Bambang melihat, hingga tahun 2045 mendatang sumbangan pertumbuhan ekonomi dari Pulau Jawa perlahan akan berkurang. Hal ini seiring dengan pembangunan infrastruktur yang cukup masif dilakukan di Luar Jawa, dan hilirisasi industri perkebunan dan pertambangan yang terus berkembang. Bahkan menurutnya, pada tahun 2045 mendatang Pulau Sumatra berpotensi merebut 8 persen sumbangan porsi PDB dari Pulau Jawa.
"Dengan SDA, SDM, dan infrastruktur yang ada. Sumatra bisa tumbuh lebih cepat. Bahkan kalau mau turunkan kontribusi Jawa dari 58 persen, 2045 menuju 50 persen. Ketika porsi Jawa berkurang, Sumatra lah yang akan mendapat limpahan terbesar. Relokasi pembangunan dari Jawa yang paling logis adalah Sumatra," jelas Bambang.
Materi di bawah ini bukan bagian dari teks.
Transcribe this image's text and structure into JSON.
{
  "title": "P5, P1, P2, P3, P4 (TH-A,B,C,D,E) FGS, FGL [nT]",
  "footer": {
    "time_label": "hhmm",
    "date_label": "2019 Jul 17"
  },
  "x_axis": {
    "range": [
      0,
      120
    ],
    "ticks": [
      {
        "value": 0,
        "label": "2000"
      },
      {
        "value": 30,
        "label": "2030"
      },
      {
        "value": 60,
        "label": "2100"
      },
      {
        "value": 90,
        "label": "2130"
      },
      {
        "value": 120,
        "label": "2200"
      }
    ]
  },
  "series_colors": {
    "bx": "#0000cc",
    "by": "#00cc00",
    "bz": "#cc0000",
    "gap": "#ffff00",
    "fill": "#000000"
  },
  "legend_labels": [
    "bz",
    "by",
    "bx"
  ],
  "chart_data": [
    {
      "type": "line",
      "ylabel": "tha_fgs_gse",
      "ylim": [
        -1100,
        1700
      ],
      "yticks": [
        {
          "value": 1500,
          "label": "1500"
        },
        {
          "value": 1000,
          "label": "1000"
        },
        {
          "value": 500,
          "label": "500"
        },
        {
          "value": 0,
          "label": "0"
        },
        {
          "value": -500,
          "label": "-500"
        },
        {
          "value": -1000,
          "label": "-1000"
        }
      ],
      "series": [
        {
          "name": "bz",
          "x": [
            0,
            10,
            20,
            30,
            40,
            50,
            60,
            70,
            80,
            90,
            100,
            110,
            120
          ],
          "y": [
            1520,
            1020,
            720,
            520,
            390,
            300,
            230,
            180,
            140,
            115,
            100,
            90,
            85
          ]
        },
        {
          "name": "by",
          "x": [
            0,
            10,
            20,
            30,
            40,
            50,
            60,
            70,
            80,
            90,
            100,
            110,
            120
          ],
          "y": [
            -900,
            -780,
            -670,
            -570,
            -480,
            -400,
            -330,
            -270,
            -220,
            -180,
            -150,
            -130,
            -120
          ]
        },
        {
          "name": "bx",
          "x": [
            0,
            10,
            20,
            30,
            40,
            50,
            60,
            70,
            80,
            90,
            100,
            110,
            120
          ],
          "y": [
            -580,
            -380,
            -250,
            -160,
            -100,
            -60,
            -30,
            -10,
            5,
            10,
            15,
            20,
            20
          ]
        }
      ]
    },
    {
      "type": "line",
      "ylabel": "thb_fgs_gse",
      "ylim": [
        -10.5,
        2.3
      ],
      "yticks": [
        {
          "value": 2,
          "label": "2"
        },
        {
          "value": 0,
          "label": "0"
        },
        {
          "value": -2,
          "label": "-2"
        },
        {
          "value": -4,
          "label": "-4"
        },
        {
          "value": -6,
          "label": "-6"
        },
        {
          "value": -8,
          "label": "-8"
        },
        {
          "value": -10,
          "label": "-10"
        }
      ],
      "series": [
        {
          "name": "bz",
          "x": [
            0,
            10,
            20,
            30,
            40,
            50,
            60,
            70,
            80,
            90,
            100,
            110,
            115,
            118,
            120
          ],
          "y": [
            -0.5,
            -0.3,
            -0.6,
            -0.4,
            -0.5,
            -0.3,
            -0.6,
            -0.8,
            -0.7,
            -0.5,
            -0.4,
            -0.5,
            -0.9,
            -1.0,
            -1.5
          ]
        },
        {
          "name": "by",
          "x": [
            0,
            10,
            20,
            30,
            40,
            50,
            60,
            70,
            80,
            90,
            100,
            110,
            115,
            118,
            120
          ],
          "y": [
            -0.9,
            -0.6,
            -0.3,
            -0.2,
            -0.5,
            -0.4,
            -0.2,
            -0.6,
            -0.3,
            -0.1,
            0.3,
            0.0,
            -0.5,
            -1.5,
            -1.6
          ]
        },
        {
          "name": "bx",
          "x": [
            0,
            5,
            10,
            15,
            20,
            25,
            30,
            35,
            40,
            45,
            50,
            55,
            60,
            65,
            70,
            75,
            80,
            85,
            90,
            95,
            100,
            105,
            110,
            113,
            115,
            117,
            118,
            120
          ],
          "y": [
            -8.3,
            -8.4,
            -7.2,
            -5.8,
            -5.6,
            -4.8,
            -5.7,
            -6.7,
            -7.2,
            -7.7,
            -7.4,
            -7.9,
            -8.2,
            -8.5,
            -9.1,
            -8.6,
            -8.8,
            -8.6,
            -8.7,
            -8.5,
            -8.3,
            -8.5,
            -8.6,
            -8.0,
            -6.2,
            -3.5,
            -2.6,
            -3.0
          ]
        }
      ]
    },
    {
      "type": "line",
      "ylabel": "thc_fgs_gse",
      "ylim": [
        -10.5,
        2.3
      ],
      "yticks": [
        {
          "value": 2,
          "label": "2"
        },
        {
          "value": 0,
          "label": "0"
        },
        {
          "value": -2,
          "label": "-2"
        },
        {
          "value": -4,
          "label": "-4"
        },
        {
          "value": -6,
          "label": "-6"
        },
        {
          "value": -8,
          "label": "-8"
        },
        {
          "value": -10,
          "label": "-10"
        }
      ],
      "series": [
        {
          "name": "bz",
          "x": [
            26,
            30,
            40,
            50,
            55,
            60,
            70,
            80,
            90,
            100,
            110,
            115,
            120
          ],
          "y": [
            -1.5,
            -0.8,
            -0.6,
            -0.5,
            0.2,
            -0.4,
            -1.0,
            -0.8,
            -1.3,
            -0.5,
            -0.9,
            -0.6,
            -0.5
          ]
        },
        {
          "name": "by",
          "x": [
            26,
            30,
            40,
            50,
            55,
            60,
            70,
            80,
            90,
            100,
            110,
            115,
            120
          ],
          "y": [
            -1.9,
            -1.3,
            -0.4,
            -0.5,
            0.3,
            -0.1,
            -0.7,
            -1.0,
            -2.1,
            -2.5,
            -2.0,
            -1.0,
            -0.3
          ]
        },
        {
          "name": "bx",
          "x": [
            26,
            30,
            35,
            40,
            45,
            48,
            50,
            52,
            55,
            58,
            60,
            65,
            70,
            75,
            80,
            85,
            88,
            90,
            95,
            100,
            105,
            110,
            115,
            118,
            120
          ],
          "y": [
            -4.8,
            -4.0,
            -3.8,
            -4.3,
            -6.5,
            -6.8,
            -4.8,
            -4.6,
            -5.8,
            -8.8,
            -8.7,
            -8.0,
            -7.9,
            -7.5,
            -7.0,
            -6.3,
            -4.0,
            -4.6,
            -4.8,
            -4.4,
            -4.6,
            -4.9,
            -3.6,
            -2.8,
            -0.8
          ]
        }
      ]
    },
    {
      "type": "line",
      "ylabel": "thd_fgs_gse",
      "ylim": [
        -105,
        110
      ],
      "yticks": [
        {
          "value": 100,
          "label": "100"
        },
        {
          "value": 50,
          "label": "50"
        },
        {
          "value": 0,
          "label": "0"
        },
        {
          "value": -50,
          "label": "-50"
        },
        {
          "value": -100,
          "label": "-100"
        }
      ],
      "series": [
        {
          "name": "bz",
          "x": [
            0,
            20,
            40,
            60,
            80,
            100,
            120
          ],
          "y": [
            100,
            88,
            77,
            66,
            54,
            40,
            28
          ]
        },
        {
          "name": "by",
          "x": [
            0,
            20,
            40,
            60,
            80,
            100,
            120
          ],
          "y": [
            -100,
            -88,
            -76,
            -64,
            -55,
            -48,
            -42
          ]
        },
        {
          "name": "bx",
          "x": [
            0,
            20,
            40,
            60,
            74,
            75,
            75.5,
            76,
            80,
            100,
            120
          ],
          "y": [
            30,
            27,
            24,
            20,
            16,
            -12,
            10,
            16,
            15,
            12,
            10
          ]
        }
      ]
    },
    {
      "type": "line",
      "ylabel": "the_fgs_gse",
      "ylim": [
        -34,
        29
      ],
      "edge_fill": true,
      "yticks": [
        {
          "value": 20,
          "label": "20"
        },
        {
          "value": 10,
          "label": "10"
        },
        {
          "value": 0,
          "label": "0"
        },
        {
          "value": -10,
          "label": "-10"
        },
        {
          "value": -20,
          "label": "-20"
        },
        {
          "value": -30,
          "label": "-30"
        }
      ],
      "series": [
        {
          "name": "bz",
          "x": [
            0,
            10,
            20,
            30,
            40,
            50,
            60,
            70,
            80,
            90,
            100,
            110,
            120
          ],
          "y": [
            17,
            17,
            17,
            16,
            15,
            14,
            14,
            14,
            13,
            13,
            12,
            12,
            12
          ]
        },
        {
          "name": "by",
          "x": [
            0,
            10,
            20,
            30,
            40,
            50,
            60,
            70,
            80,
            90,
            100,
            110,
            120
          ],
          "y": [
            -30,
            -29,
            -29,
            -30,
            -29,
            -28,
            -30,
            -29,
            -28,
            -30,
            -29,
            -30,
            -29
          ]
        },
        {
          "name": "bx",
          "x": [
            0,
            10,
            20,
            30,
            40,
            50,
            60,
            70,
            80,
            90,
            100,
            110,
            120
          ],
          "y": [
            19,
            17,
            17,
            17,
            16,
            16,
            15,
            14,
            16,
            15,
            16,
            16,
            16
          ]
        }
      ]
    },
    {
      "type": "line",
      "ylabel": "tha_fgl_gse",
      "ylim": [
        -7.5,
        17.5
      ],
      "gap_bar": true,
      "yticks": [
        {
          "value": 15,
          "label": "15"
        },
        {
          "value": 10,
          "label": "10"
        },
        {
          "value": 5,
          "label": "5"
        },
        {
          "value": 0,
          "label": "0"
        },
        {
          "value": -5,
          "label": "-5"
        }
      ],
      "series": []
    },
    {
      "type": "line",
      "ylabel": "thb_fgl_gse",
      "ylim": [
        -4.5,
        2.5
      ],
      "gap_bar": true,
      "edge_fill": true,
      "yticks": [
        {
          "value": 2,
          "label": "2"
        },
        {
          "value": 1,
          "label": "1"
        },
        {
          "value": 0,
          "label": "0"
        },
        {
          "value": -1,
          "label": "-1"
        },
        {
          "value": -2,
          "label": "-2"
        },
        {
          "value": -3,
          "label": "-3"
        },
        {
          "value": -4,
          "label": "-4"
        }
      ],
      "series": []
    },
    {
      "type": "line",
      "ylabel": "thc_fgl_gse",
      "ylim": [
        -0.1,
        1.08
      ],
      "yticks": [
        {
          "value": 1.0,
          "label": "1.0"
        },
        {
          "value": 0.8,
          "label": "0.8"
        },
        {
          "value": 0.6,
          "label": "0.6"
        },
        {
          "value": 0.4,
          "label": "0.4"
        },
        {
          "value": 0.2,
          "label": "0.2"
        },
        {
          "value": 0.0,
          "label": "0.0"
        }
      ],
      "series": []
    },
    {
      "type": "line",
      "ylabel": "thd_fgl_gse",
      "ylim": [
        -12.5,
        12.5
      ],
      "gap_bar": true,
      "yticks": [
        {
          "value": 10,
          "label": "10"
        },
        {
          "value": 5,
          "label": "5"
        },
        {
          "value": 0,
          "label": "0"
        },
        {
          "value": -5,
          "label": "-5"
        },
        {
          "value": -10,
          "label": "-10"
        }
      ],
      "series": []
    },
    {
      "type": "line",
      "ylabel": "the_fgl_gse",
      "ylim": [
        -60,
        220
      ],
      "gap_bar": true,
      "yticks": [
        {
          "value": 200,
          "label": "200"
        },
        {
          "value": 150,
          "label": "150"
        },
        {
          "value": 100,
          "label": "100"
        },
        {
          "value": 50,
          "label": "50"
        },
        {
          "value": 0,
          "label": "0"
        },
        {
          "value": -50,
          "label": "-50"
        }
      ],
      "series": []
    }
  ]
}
Bambang menyebutkan, sejak 2001 lalu pemerintah sudah berupaya melakukan desentralisasi pembangunan dari Pulau Jawa ke luar Jawa. Saat itu, Jawa menyumbang porsi PDB sebesar 56 persen dari angka nasional. Namun setelah 17 tahun berjalan, Pulau Jawa justru menyumbang porsi PDB lebih banyak yakni 58 persen.
"Kenapa porsi Jawa masih tinggi? Karena desentralisasi ekonomi belum terjadi. Kegiatan ekonomi masih terpusat di Jawa dan kegiatan ekonomi lokal belum tumbuh," ujar Bambang.
Bambang menyebutkan, kegiatan ekonomi lokal yang dimaksudnya harus bersumber dari kebijakan ekonomi yang diambil pemerintah daerah. Menurutnya, Pemda memiliki pengetahuan sendiri untuk memilih potensi ekonomi mana yang bisa dikembangkan. Hal ini berkaitan dengan sektor konsumsi yang masih menjadi motor penggerak utama pertumbuhan ekonomi di daerah.
"Artinya menjaga daya beli terutama adalah menjaga inflasi. Makanya pemerintah selalu berusaha melakukan pemantauan inflasi daerah," katanya.
Ekonomi Sumbar sendiri pernah mengalami commodity booming dengan harga komoditas sawit dan karet yang sempat melonjak tinggi. Namun kondisinya berubah drastis setelah harga CPO dan karet melorot tajam. Sumbar menjadi salah satu contoh provinsi yang belum melakukan diversifikasi industri, sehingga dinamika harga komoditas unggulannya langsung berimbas pada perekonomian daerah.
"Namun Sumatra saat ini sedang dalam tahap recovery. Karena pertumbuhan Sumatra sempat tinggi di 2010-2013 karena commodity boom. Nah bergantung pada komoditas tidak akan menciptakan stabilitas," katanya.